UPDATE: Phil Jackson is the only candidate the Brooklyn Nets have contacted about their open coaching position, an insider tells NetsDaily. The Nets are likely waiting for candidates involved in the playoffs to become available, such as Indiana Pacers assistant Brian Shaw and Memphis Grizzlies head coach Lionel Hollins.
The latest: Phil Jackson was the team’s top candidate to replace P.J. Carlesimo as head coach of the Brooklyn Nets, according to various reports. A league source told the New York Post and Yahoo! Sports that Jackson is not interested in a return to coaching. He is more interested in returning in a front office role where he can control putting together a roster.
The skinny: If you’re reading this, you probably know who Phil Jackson is and his pedigree. He’s an 11-time NBA champion as a coach.

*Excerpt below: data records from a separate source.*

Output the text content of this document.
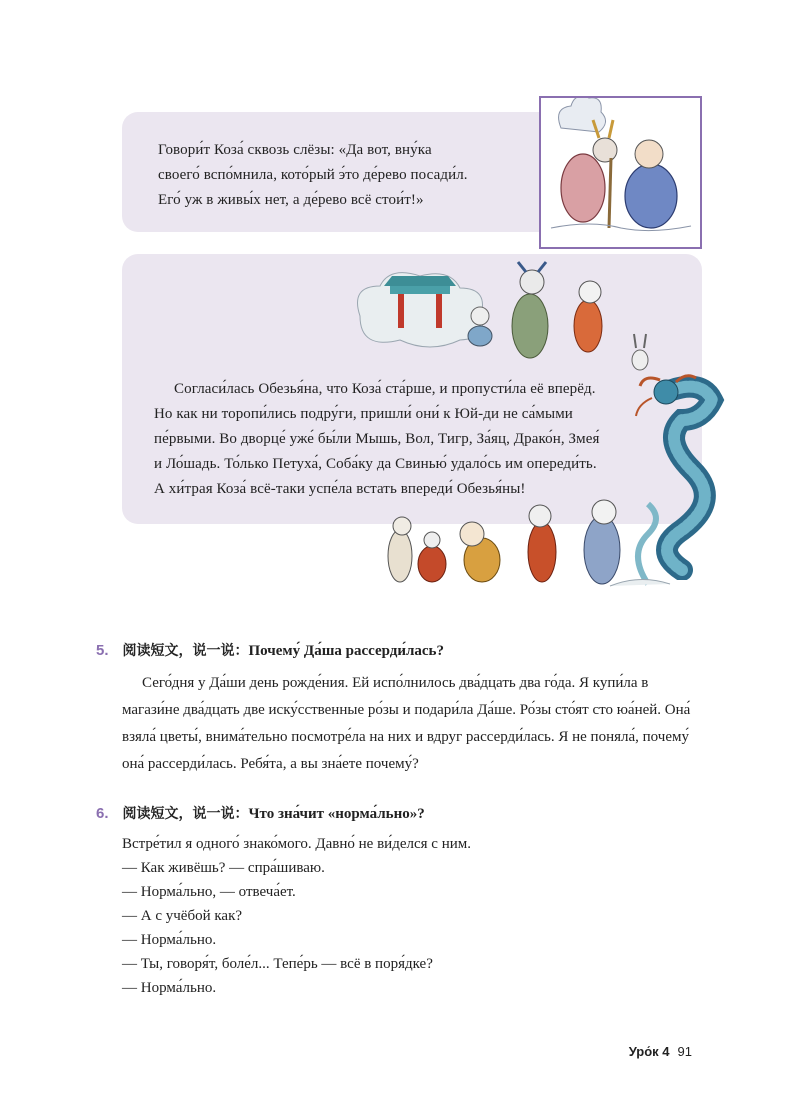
Говори́т Коза́ сквозь слёзы: «Да вот, вну́ка
своего́ вспо́мнила, кото́рый э́то де́рево посади́л.
Его́ уж в живы́х нет, а де́рево всё стои́т!»
Согласи́лась Обезья́на, что Коза́ ста́рше, и пропусти́ла её вперёд.
Но как ни торопи́лись подру́ги, пришли́ они́ к Юй-ди не са́мыми
пе́рвыми. Во дворце́ уже́ бы́ли Мышь, Вол, Тигр, За́яц, Драко́н, Змея́
и Ло́шадь. То́лько Петуха́, Соба́ку да Свинью́ удало́сь им опереди́ть.
А хи́трая Коза́ всё-таки успе́ла встать впереди́ Обезья́ны!
5. 阅读短文，说一说：Почему́ Да́ша рассерди́лась?
Сего́дня у Да́ши день рожде́ния. Ей испо́лнилось два́дцать два го́да. Я купи́ла в магази́не два́дцать две иску́сственные ро́зы и подари́ла Да́ше. Ро́зы сто́ят сто юа́ней. Она́ взяла́ цветы́, внима́тельно посмотре́ла на них и вдруг рассерди́лась. Я не поняла́, почему́ она́ рассерди́лась. Ребя́та, а вы зна́ете почему́?
6. 阅读短文，说一说：Что зна́чит «норма́льно»?
Встре́тил я одного́ знако́мого. Давно́ не ви́делся с ним.
— Как живёшь? — спра́шиваю.
— Норма́льно, — отвеча́ет.
— А с учёбой как?
— Норма́льно.
— Ты, говоря́т, боле́л... Тепе́рь — всё в поря́дке?
— Норма́льно.
Уро́к 4 91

He knows you don’t smoke peyote. He turned the triangle offense into a household name. He maximized the talents of the two greatest shooting guards the NBA has ever seen. He helped mercurial talents coexist on the road to championships. He holds coaching records for the best regular season winning percentage ever (.704), the most wins over .500 (335), the most playoff wins ever (229), the best playoff winning percentage ever (.688), the most Conference Championships (13), the most NBA titles (11).
To wrap all that up in one neat, non-statistical package: he’s arguably the greatest coach of all time.
Jackson also played his entire NBA playing career in this area: first with the New York Knicks from 1967-78, then two seasons with the New Jersey Nets before retiring.
The verdict: If Jackson’s interested in a return to coaching, he’s the obvious choice, and Mikhail Prokhorov will write him a blank check to return. But he’s not. Along with the reports to the New York Post and Yahoo!, a source within the organization tells The Brooklyn Game that Jackson returning to coaching is “very unlikely,” and that confirms other reports that Jackson’s more interested in a managerial role than anything else. That makes the Nets an odd fit for Jackson’s desires — their roster is mostly set, and there’s not much the Nets can tinker with now.
However, if Jackson does join the team in a front office role, there’s a good chance that Brian Shaw — his former assistant — would end up the coach.